Rod cutting problem
Posted: 24 Oct, 2020
Given a rod of length ‘N’ units. The rod can be cut into different sizes and each size has a cost associated with it. Determine the maximum cost obtained by cutting the rod and selling its pieces.
1. The sizes will range from 1 to ‘N’ and will be integers. 2. The sum of the pieces cut should be equal to ‘N’. 3. Consider 1-based indexing.
The first line of input contains an integer ‘T’ denoting the number of test cases. The next 2 * T lines represent the ‘T’ test cases. The first line of each test case contains an integer ‘N’ denoting the length of the rod. The second line of each test case contains a vector ’A’, of size ‘N’ representing the cost of different lengths, where each index of the array is the sub-length and the element at that index is the cost for that sub-length.
Since 1-based indexing is considered, the 0th index of the vector will represent sub-length 1 of the rod. Hence the (N - 1)th index would represent the cost for the length ‘N’.
For each test case, print a single line that contains a single integer which is the maximum cost obtained by selling the pieces. The output of each test case will be printed in a separate line.
You do not need to print anything; it has already been taken care of. Just implement the given function.
1 <= T <= 50 1 <= N <= 100 1 <= A[i] <= 100 Where ‘T’ is the total number of test cases, ‘N’ denotes the length of the rod, and A[i] is the cost of sub-length.
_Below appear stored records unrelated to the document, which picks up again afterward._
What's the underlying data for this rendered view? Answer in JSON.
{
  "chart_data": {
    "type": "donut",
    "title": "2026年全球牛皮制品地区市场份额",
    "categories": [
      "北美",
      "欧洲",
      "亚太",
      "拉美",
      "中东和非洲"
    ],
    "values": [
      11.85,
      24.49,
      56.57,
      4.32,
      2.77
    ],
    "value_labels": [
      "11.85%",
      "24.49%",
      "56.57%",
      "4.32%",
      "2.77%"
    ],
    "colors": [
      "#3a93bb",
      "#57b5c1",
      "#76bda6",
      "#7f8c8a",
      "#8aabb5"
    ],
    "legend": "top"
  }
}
Time limit: 1 sec.
- This is a recursive approach.
- Initialize a variable ‘MAXCOST’ to INT_MIN;
- In each recursive function call, run a loop where ‘I’ ranges from 0 to ‘N - 1’, and partition the rod of length ‘N’ into two parts, ‘I’ and ‘N - I’.
- Example For a rod of length 5, for 'I' = 2, the two partitions will be 2 and 3.
1. Take ‘I’ as the first cut in the rod and keep it constant. Now, a rod of ‘N - I - 1’ remains. Pass the remaining rod of size ‘N - I - 1’ to the recursion.
2. Step 1 continues until it hits the base condition, which is when the length of the rod becomes zero.
3. When the recursion hits the base condition, the cost of a particular configuration is obtained.
4. Compare it with the ‘MAXCOST’ variable and store the maximum of the cost in variable ‘MAXCOST’.
- For every ‘I’ as an initial sub-length, different configurations are obtained and compared to the ‘MAXCOST’ variable.
- Lastly, ‘MAXCOST’ contains the final answer.